Is it wrong to be afraid even though I believe God can heal anything?
No. Believing in God’s power and feeling afraid are not opposites — they live side by side in many of the Psalms, where the writer trembles and trusts in the same breath. A frightening diagnosis sets off the body’s alarm system whether or not your faith is intact; the fear is a bodily reflex, not a spiritual failure. Bring God the fear honestly, slow your breath, set the name beside the word every, and ask. You do not have to feel calm or certain before you pray. He is not waiting for a braver version of you.

Which single verse should I start with when the diagnosis frightens me?
Begin with Psalm 103:3 (“who healeth all thy diseases”) and set your diagnosis literally beside the word all; or, if you have heard “there’s nothing more we can do,” start instead with Jeremiah 30:17 (“I will restore health unto thee… because they called thee an Outcast”), which aims God’s healing precisely at the written-off. Pick one, exhale slowly before you read it, say the frightening name and then the wide word out loud in that order, and pray it to God as a Person. One verse, prayed honestly, is enough for one night.

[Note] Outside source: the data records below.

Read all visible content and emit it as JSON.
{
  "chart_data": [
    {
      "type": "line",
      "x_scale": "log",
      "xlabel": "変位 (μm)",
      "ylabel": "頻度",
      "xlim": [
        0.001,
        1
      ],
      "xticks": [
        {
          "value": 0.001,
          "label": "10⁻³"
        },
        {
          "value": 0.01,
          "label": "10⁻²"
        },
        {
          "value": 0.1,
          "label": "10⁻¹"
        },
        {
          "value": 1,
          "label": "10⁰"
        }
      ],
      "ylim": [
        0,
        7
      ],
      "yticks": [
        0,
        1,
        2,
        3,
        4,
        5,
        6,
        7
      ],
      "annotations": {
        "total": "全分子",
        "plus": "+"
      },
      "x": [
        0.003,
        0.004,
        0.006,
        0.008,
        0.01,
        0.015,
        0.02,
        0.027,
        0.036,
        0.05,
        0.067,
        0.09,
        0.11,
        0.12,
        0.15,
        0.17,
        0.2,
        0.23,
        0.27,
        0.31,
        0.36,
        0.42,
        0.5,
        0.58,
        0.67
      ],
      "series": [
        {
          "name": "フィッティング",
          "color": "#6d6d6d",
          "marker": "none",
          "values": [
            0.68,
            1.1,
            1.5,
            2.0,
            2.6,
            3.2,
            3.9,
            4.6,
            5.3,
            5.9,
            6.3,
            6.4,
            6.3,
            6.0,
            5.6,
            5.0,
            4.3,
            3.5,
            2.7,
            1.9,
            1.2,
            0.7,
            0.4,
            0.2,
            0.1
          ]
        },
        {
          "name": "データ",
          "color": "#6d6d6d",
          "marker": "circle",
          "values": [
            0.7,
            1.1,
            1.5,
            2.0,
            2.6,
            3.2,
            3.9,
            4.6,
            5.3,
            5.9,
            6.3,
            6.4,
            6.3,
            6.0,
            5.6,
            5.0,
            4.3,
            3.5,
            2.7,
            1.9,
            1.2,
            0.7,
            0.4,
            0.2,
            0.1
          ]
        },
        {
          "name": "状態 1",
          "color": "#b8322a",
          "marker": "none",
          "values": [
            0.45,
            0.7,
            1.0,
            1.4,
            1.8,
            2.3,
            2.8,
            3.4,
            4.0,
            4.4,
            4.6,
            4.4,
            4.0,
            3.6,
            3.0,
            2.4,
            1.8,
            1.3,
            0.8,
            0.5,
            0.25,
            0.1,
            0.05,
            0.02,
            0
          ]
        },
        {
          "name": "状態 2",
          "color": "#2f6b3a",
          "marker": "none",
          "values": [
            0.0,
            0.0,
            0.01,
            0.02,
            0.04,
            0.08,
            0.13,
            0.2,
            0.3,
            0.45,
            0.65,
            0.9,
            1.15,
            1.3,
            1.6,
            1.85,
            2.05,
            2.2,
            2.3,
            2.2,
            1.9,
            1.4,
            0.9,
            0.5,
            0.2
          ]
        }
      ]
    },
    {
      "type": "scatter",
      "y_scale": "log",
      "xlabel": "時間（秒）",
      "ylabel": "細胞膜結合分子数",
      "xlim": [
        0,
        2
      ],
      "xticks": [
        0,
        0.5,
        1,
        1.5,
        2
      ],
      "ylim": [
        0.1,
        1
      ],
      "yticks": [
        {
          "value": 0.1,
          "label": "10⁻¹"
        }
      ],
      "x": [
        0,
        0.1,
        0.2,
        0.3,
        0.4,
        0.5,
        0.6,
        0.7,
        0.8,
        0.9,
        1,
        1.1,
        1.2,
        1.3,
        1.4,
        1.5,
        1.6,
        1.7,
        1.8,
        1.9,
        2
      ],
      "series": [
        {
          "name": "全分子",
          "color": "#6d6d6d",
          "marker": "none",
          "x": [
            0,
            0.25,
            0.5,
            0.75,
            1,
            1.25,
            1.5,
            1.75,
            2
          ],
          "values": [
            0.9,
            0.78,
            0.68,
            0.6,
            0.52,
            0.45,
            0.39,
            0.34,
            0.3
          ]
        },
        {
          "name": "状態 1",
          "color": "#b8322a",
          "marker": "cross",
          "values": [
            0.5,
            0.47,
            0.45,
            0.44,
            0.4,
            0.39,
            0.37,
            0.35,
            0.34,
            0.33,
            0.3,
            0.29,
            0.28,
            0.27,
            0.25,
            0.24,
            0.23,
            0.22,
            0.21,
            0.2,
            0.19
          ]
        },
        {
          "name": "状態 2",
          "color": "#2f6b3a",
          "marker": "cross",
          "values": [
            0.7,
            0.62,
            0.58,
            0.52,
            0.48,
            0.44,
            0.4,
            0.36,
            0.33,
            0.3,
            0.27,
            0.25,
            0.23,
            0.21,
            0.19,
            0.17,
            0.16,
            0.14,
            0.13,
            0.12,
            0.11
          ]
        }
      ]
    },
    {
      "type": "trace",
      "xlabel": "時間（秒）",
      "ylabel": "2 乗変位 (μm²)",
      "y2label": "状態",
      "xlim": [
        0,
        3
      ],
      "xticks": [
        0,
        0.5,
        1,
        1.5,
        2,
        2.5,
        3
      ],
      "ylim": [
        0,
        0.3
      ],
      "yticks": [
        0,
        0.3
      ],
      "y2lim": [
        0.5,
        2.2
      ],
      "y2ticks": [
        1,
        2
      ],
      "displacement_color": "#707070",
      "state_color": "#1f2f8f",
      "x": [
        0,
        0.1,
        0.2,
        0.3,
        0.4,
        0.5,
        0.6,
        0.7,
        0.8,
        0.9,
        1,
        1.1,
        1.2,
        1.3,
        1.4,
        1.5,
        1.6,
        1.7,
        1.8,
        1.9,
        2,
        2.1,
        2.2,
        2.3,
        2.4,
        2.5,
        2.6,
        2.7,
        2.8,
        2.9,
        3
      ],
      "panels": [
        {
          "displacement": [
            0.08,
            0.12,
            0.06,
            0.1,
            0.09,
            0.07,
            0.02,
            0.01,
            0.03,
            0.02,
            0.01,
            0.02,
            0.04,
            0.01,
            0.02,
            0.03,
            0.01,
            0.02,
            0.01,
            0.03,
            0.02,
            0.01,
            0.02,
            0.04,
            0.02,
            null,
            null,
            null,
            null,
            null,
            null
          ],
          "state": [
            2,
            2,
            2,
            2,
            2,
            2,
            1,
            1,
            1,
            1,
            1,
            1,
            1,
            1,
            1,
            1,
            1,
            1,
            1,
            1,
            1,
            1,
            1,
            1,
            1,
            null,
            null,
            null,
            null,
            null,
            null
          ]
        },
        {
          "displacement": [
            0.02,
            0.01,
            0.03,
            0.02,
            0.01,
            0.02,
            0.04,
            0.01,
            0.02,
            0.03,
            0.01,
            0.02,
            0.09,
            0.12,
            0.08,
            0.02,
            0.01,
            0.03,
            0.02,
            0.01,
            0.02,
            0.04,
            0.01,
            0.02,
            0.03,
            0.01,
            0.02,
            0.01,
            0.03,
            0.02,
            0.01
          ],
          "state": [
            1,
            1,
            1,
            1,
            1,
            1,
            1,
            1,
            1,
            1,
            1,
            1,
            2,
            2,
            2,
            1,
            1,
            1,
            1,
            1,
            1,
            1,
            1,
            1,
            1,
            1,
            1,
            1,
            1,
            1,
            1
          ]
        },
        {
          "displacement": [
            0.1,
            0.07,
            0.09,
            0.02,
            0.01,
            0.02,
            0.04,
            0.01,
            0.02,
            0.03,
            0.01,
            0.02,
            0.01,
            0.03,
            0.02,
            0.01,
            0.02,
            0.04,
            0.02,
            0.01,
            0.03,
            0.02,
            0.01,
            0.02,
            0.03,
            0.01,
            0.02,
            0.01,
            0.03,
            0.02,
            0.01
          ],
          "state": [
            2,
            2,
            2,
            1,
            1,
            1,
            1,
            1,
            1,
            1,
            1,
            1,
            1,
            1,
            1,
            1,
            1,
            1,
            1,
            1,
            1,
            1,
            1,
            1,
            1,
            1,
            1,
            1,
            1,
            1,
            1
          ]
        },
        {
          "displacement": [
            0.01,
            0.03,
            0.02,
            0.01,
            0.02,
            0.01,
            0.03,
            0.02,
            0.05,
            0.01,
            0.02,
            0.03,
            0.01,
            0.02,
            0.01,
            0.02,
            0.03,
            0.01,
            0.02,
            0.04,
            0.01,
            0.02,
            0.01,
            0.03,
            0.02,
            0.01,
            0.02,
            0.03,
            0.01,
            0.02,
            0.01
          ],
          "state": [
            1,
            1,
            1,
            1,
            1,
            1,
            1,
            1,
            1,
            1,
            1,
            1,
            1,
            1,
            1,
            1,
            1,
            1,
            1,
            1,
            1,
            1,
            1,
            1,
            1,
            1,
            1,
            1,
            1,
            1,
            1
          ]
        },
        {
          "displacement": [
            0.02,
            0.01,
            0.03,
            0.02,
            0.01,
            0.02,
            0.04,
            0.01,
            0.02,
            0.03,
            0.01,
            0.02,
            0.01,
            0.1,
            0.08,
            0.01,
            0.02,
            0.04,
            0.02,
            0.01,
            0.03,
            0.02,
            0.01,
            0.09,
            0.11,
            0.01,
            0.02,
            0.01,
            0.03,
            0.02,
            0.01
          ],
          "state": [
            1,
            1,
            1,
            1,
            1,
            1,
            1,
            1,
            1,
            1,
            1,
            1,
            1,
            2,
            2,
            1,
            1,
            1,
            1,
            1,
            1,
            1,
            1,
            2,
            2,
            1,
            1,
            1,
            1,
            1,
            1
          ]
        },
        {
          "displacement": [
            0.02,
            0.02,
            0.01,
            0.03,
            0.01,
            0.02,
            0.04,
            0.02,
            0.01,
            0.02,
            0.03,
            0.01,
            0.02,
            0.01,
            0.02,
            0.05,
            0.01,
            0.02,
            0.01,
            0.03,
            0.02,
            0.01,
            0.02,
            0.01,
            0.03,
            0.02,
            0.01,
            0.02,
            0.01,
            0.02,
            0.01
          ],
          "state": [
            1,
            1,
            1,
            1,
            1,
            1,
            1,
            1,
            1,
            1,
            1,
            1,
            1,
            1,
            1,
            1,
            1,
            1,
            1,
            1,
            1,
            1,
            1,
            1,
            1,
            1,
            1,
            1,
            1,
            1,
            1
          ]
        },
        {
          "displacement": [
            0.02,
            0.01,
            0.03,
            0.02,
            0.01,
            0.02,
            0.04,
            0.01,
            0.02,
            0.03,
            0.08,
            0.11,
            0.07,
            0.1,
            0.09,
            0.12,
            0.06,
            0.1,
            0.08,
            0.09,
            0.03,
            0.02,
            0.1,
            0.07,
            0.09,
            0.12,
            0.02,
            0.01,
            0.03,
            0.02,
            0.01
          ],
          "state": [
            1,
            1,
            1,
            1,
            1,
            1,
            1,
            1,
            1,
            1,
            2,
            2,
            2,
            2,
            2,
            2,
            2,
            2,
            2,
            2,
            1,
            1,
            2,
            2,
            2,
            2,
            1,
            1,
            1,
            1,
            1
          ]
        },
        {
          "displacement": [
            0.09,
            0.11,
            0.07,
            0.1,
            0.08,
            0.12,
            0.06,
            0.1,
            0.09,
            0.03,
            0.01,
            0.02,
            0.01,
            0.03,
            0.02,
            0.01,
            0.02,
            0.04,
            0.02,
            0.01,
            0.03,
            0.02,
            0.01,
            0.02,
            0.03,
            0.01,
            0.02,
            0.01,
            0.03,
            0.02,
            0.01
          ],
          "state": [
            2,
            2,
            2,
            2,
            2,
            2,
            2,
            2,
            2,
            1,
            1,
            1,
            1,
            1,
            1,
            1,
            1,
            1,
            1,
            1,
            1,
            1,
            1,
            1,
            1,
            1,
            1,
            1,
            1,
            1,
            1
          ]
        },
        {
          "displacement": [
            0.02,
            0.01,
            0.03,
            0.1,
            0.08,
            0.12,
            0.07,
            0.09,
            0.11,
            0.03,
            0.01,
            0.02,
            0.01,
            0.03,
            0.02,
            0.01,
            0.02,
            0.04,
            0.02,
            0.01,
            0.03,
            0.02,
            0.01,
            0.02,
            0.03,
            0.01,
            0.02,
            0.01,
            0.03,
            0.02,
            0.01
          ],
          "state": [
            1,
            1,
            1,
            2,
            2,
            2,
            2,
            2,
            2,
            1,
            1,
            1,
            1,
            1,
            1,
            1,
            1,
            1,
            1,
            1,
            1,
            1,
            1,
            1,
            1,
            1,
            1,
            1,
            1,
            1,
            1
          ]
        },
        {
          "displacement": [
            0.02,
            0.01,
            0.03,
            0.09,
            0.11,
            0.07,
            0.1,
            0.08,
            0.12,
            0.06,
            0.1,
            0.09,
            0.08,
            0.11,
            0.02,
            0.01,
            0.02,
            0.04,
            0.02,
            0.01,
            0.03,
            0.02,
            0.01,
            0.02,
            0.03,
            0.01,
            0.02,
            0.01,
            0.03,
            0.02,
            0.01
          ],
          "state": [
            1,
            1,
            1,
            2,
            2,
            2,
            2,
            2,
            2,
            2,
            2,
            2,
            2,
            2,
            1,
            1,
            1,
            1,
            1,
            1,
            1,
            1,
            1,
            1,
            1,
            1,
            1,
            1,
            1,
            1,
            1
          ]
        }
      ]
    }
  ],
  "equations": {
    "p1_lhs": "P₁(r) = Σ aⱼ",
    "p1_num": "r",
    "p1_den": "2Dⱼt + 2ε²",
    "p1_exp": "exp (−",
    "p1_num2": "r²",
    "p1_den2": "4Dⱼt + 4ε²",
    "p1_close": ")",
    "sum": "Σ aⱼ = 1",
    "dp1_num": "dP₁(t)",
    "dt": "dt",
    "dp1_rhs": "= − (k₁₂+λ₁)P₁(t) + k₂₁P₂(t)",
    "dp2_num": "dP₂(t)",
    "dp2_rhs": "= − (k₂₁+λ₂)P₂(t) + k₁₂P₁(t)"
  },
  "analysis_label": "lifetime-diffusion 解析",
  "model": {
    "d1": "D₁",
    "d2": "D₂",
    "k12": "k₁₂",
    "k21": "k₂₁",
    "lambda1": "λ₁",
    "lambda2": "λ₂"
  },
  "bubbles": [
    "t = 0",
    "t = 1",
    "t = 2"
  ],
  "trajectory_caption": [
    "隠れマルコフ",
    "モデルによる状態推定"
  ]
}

This article is a reflection on Scripture and prayer. It is not medical advice and does not diagnose, treat, or cure any condition. If you have received a diagnosis or are unwell, please see a qualified medical professional and continue any treatment they have given you. God can heal, and sometimes does; He does not always heal the body in this life, and His nearness in suffering is not a lesser answer. There is no shame in being unwell while loving God.